Once Syria’s commercial hub, the northern metropolis has been divided by government control in the west and opposition groups in the east.
“The ceasefire ended when the first bomb hit the city,” Muhammed Mashhad, a civil defence volunteer, said.
“The regime is intensifying its air strikes, which have reached around 20 a day,” the 42-year-old said.
“This regime is criminal and doesn’t understand the language of political negotiations. All it gets is bombing, killing and destruction.”
The head of a Britain-based monitoring group said the escalating violence meant a ceasefire between the regime and non-jihadist rebels, in place since late February, had effectively collapsed.
The truce brokered by Russia and the United States had raised hopes that UN-backed talks in Geneva this month would lead to a solution to the five-year conflict.
In the rebel-held town of Douma, 13 people — including three women and two children — were killed in government shelling on the city. The Observatory said all the dead were civilians.

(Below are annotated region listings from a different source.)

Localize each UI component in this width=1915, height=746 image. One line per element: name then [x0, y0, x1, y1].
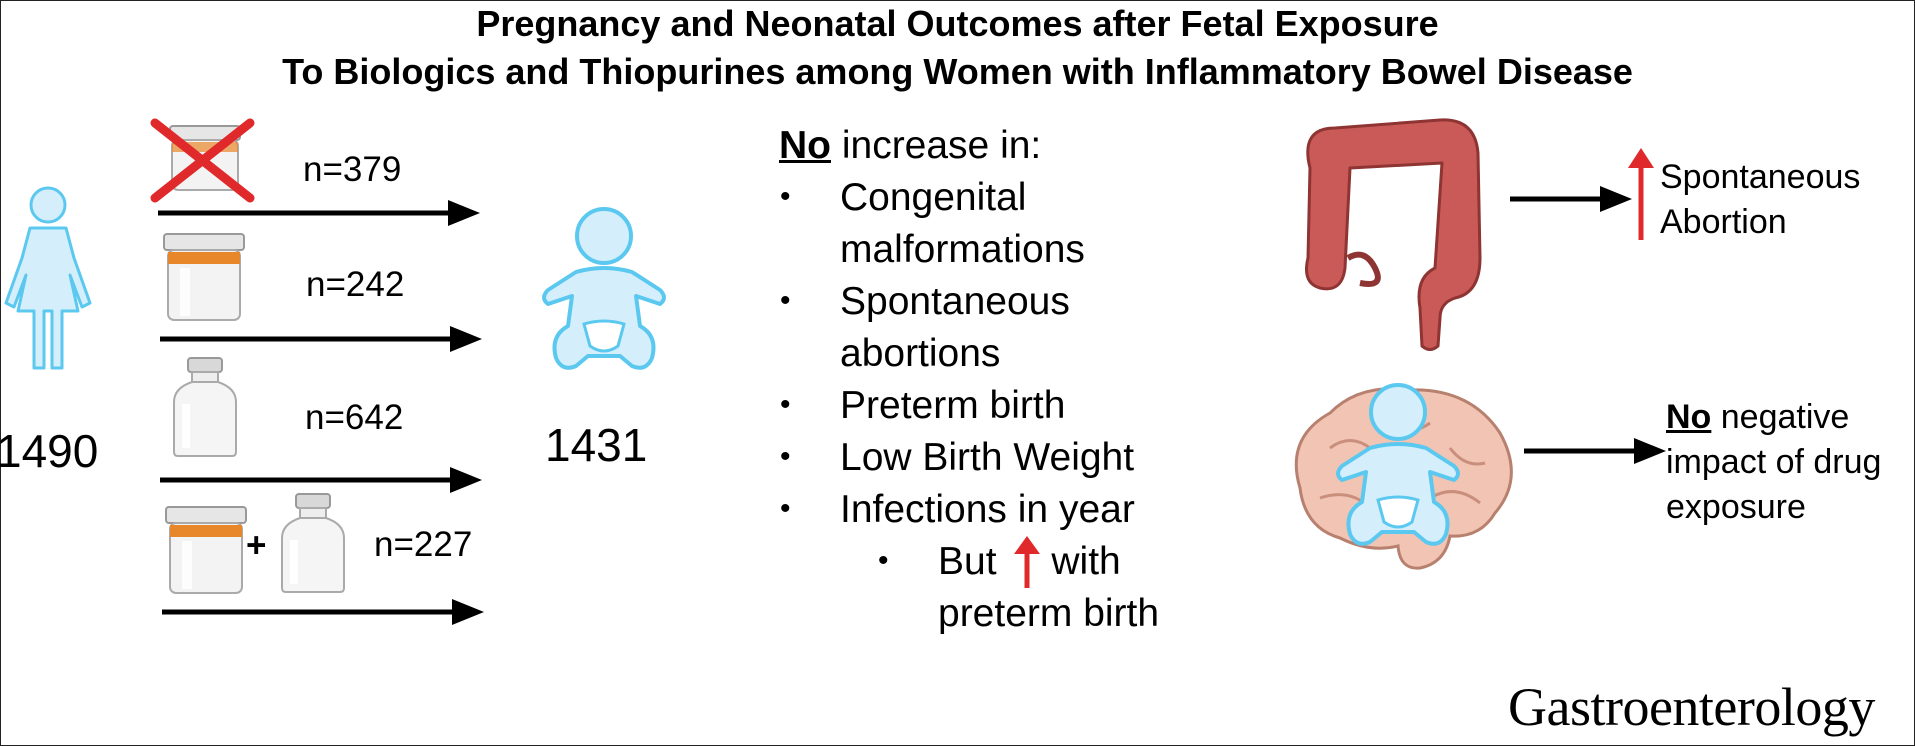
- finding-text: Spontaneous: [840, 280, 1070, 323]
- baby-icon: [542, 207, 666, 370]
- mothers-count: 1490: [0, 425, 99, 477]
- up-arrow-icon: [1628, 148, 1654, 240]
- vial-icon: [281, 493, 345, 593]
- finding-lbw: Low Birth Weight: [840, 436, 1135, 479]
- finding-text: malformations: [840, 228, 1085, 271]
- brain-outcome-rest: negative: [1711, 398, 1850, 436]
- findings-heading-emph: No: [779, 124, 831, 167]
- finding-text: abortions: [840, 332, 1001, 375]
- finding-infections: Infections in year: [840, 488, 1135, 531]
- findings-heading: No increase in:: [779, 120, 1041, 172]
- group-2-arrow: [160, 326, 482, 352]
- infants-count: 1431: [545, 419, 648, 471]
- finding-preterm: Preterm birth: [840, 384, 1066, 427]
- journal-name: Gastroenterology: [1508, 677, 1875, 737]
- woman-icon: [4, 186, 92, 370]
- sub-finding-line2: preterm birth: [938, 592, 1160, 635]
- group-1-n: n=379: [303, 150, 402, 189]
- bullet: •: [780, 284, 791, 317]
- group-1-arrow: [158, 200, 480, 226]
- bullet: •: [780, 388, 791, 421]
- title-line-2: To Biologics and Thiopurines among Women…: [282, 51, 1633, 92]
- finding-text: Congenital: [840, 176, 1027, 219]
- brain-outcome-emph: No: [1666, 398, 1712, 436]
- jar-icon: [163, 233, 245, 321]
- colon-outcome-line2: Abortion: [1660, 203, 1787, 241]
- findings-heading-rest: increase in:: [831, 124, 1042, 167]
- bullet: •: [780, 440, 791, 473]
- group-2-n: n=242: [306, 265, 405, 304]
- plus-sign: +: [246, 526, 267, 565]
- up-arrow-icon: [1014, 536, 1040, 588]
- brain-arrow: [1524, 438, 1666, 464]
- group-4-n: n=227: [374, 525, 473, 564]
- group-3-n: n=642: [305, 398, 404, 437]
- sub-finding-post: with: [1040, 540, 1121, 583]
- colon-icon: [1305, 118, 1482, 351]
- jar-icon: [165, 506, 247, 594]
- sub-bullet: •: [878, 544, 889, 577]
- title-line-1: Pregnancy and Neonatal Outcomes after Fe…: [476, 3, 1439, 44]
- bullet: •: [780, 180, 791, 213]
- sub-finding-pre: But: [938, 540, 997, 583]
- colon-outcome: Spontaneous Abortion: [1660, 155, 1860, 245]
- finding-congenital: Congenital malformations: [840, 172, 1085, 276]
- brain-outcome: No negative impact of drug exposure: [1666, 395, 1881, 530]
- group-4-arrow: [162, 599, 484, 625]
- finding-spontaneous: Spontaneous abortions: [840, 276, 1070, 380]
- bullet: •: [780, 492, 791, 525]
- baby-icon: [1336, 383, 1460, 546]
- brain-outcome-line3: exposure: [1666, 488, 1806, 526]
- sub-finding: But with preterm birth: [938, 536, 1159, 640]
- brain-outcome-line2: impact of drug: [1666, 443, 1882, 481]
- group-3-arrow: [160, 467, 482, 493]
- colon-outcome-line1: Spontaneous: [1660, 158, 1861, 196]
- colon-arrow: [1510, 186, 1632, 212]
- vial-icon: [173, 357, 237, 457]
- cross-icon: [150, 118, 255, 203]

Douma lies in the Eastern Ghouta opposition bastion, where the Jaish al-Islam rebel group — also party to the truce deal — is dominant.
But Observatory director Rami Abdel Rahman said on Saturday that the truce had effectively collapsed.
“Most of the areas that were under the ceasefire are now seeing fighting again,” he said.
US President Barack Obama and the UN’s special envoy to Syria Staffan de Mistura on Friday said the ceasefire was in grave peril.
Syria’s main opposition High Negotiations Committee halted its formal participation this week in the Geneva talks, which started on April 13.
But De Mistura said members of his team had continued to meet remaining HNC members at their Geneva hotel.